Markets struggled in Asia on Wednesday following a tepid lead from Wall Street, with inflation and expected interest rate hikes returning to the key focus of concerns as Omicron fears fade for now.
While the new Covid variant continues to spread rapidly around the world, forcing governments to maintain containment measures, its apparently milder symptoms have allowed traders to focus more on future economic policies and plans to rein in surging prices.
Later Wednesday sees the release of minutes from the Federal Reserve's December rate meeting, which dealers hope will provide a clearer idea about officials' policy plans.
That is followed by Friday's jobs data for last month that could play a key role in their next deliberations.
With the bank due to end its vast bond-buying stimulus programme by March, commentators are debating when and how many times the Fed will hike borrowing costs as it tries to overcome inflation running at a pace not seen in decades.
"One of the more dovish Fed members, Neil Kashkari, said he supports two rate increases this year, which might mean pricing in three rate hikes this year might not be enough," said OANDA's Edward Moya.
And Steve Englander, at Standard Chartered, added: "Earlier we thought that rate hikes wouldn't be on the table until mid-2022 but the Fed seems to have worked up a consensus to taper faster and hike sooner rather than later."
Still, he remained upbeat about the outlook for markets, saying: "But we don't think inflation dynamics will support continued hiking.
"We suspect the biggest driver of asset markets will be when inflation and Covid fears begin to ebb."
After ringing up new record highs on Monday, the S&P 500 fell on Wall Street, while the Nasdaq sank more than one percent as tech firms -- which generally rely on debt and low rates to fuel growth -- took a hit.
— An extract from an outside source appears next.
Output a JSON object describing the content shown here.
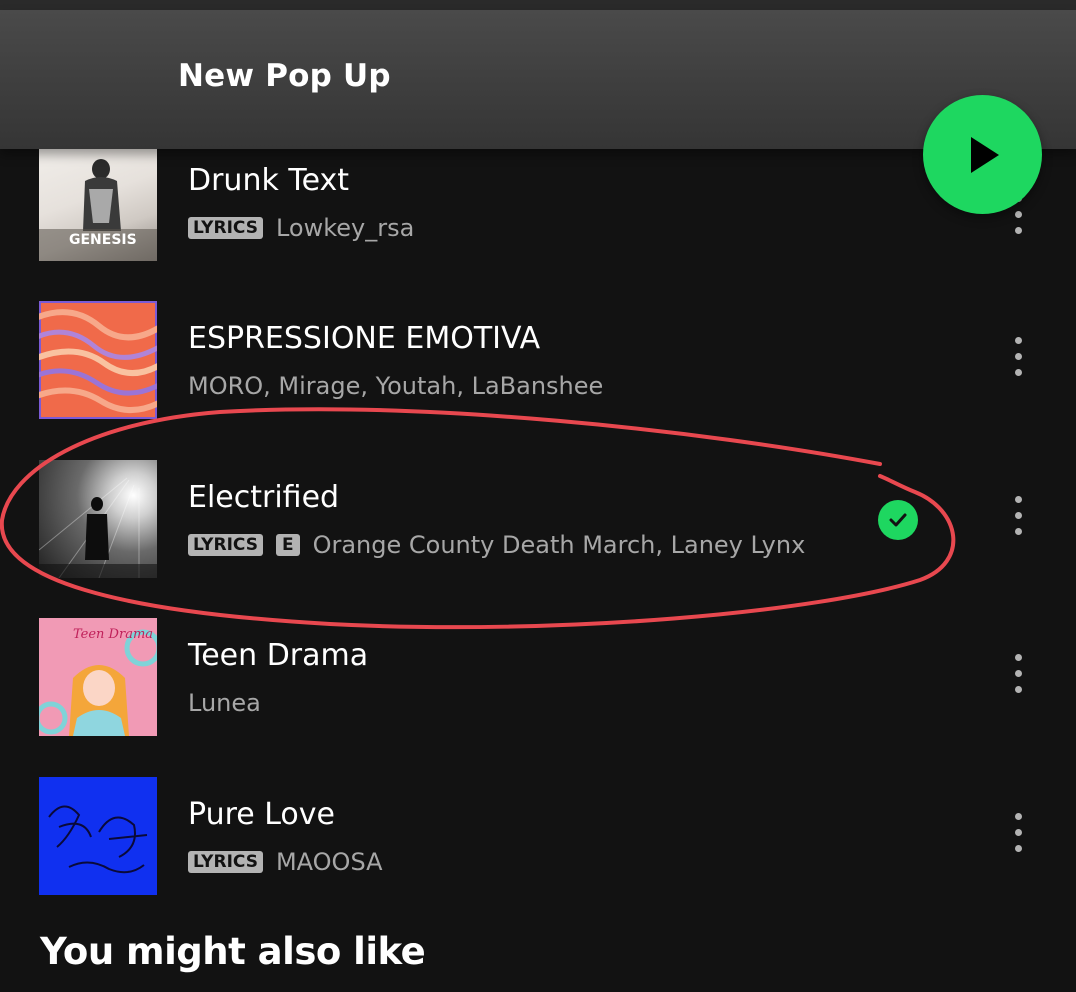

However, the Dow edged to a new all-time high.
Chinese technology firms, which have also been hit by a crackdown from the government, were a big drag on Hong Kong as it sank more than one percent. Concerns about a new outbreak of Covid in the city that has led to the reimposition of containment measures added to the glum mood.
Shanghai, Sydney, Singapore, Seoul, Taipei and Jakarta also fell.
Tokyo, Wellington, Taipei and Jakarta rose along with Manila, where trading resumed after being cancelled Tuesday owing to a technical glitch. Tokyo was flat with the yen holding losses at a four-year low against the dollar.
In company news, China Mobile briefly soared around 10 percent on its debut in Shanghai after the telecoms giant was delisted in New York under a stand-off between Beijing and Washington. It ended only slightly higher, however.
The share offer is expected to raise $8.8 billion after the company exercises an over-allotment option, according to Bloomberg News, making it the largest on China's domestic stock markets for more than a decade.
And China's state-owned debt collector Huarong Asset Management collapsed 50 percent as trading resumed in Hong Kong after a $6.6 billion state-orchestrated bailout of the embattled company.
Trading was suspended in April after it delayed its annual report, spooking markets. When published in August, the results showed a record $15.9 billion loss for 2020 and outlined a rescue plan.
London opened barely moved, while Paris and Frankfurt rose.